Not sure what "invalid argument" does mean in this context.

I am not entirely sure in which way I would sensibly use tcpdump like suggested in fraenkis post to find out more about the issue. So I simply tried to tcp-dump the above ssh connection attempt using the command:

tcpdump -i vtnet1_vlan5 -vv

But this command does not capture anything related to the commands above but only some unreplied ARP requests, IP6 router advertisements and some DNS UDP packets sent by clients in the .100 subnet to the router, also without replies.

Any more ideas?

All right... I might have found the culprit.
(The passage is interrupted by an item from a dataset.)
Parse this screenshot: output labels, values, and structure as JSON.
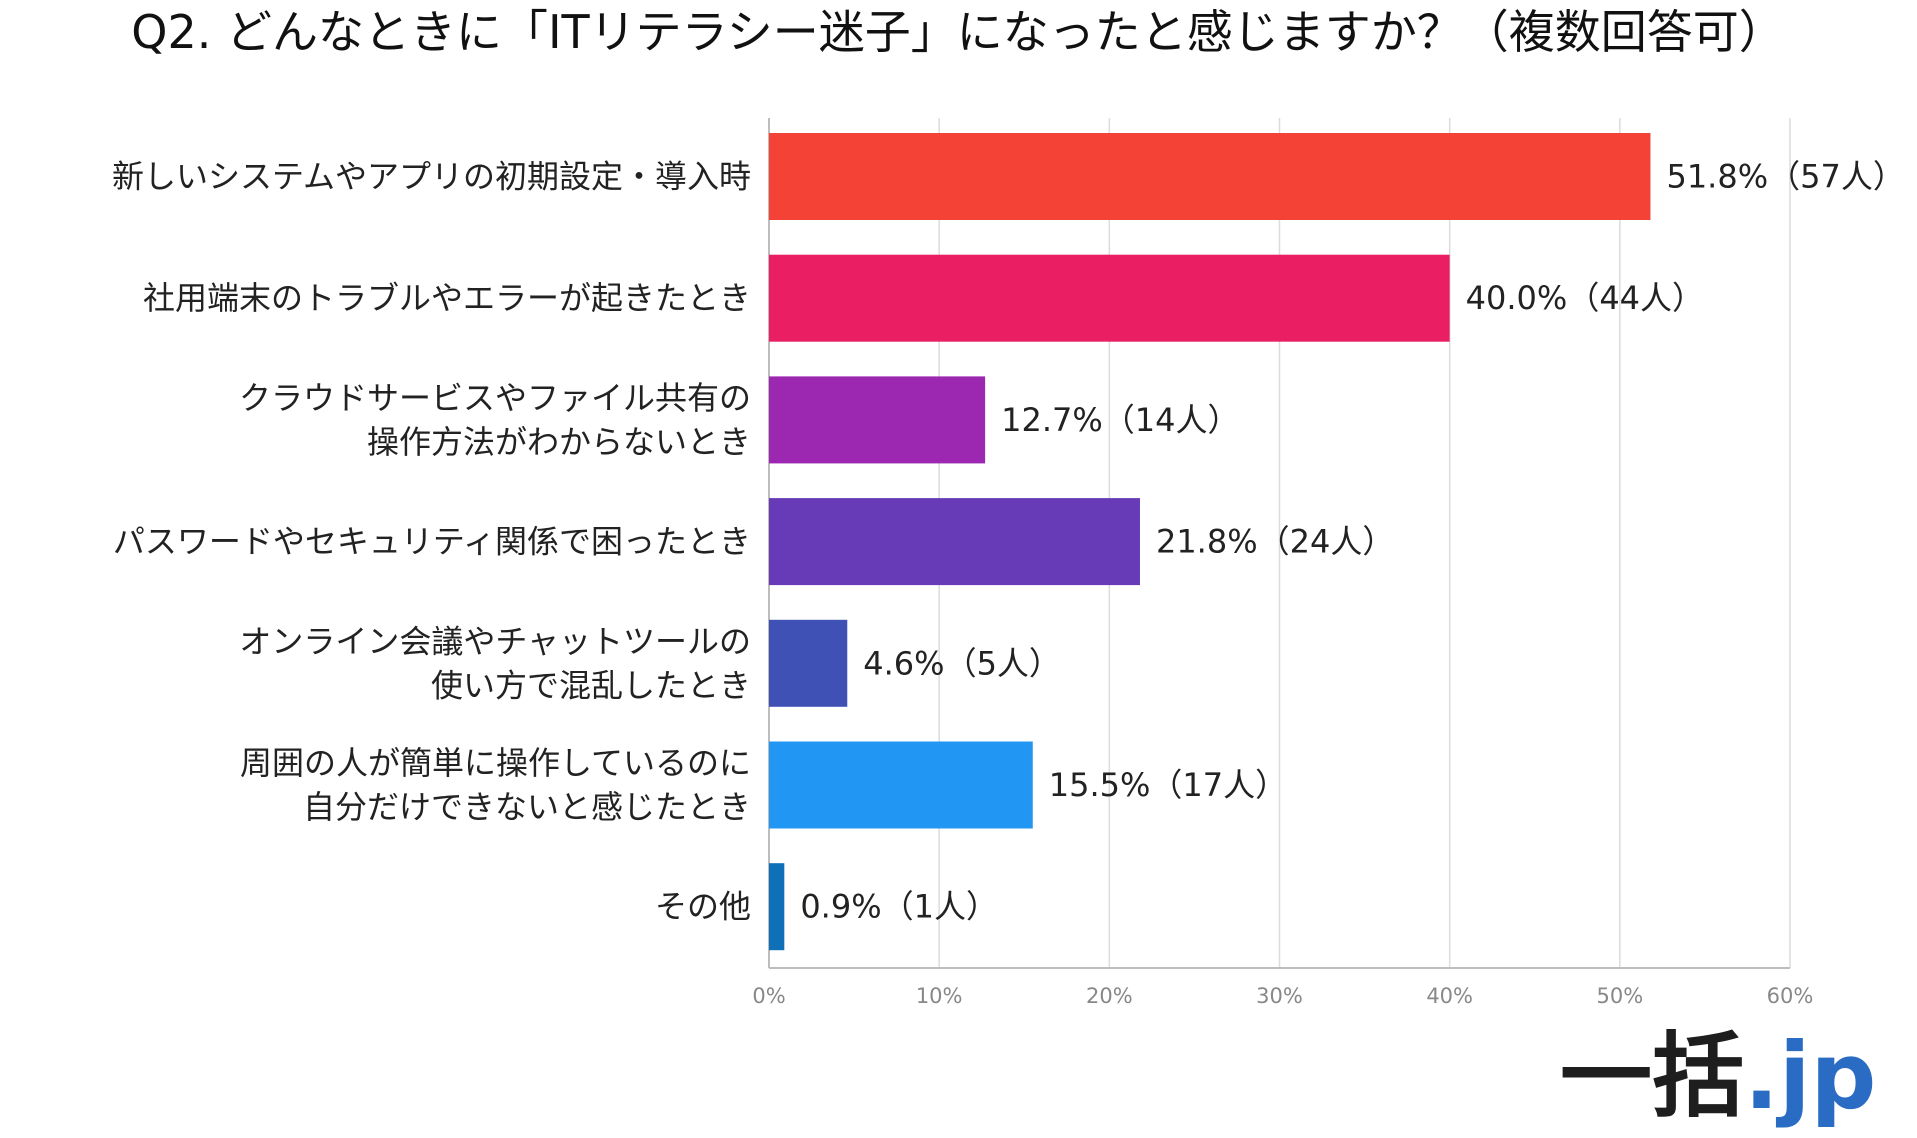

I had enabled the "Enable Static ARP entries" Option in the DHCP section for this interface. Once I unticked this option, everything went back to normal.
This post here pointed me to the right direction.
https://moh10ly.wordpress.com/2015/02/14/ping-on-pfsense-gives-invalid-argument/

Of course, all devices on that subnet DO have DHCP Static Mappings registered in that section below. But somehow it looks like they seem to get lost in the reload procedure shown in the logs above.
Could that be a bug or am I getting something completely wrong here?


... and the bug got closed without any response. Duh.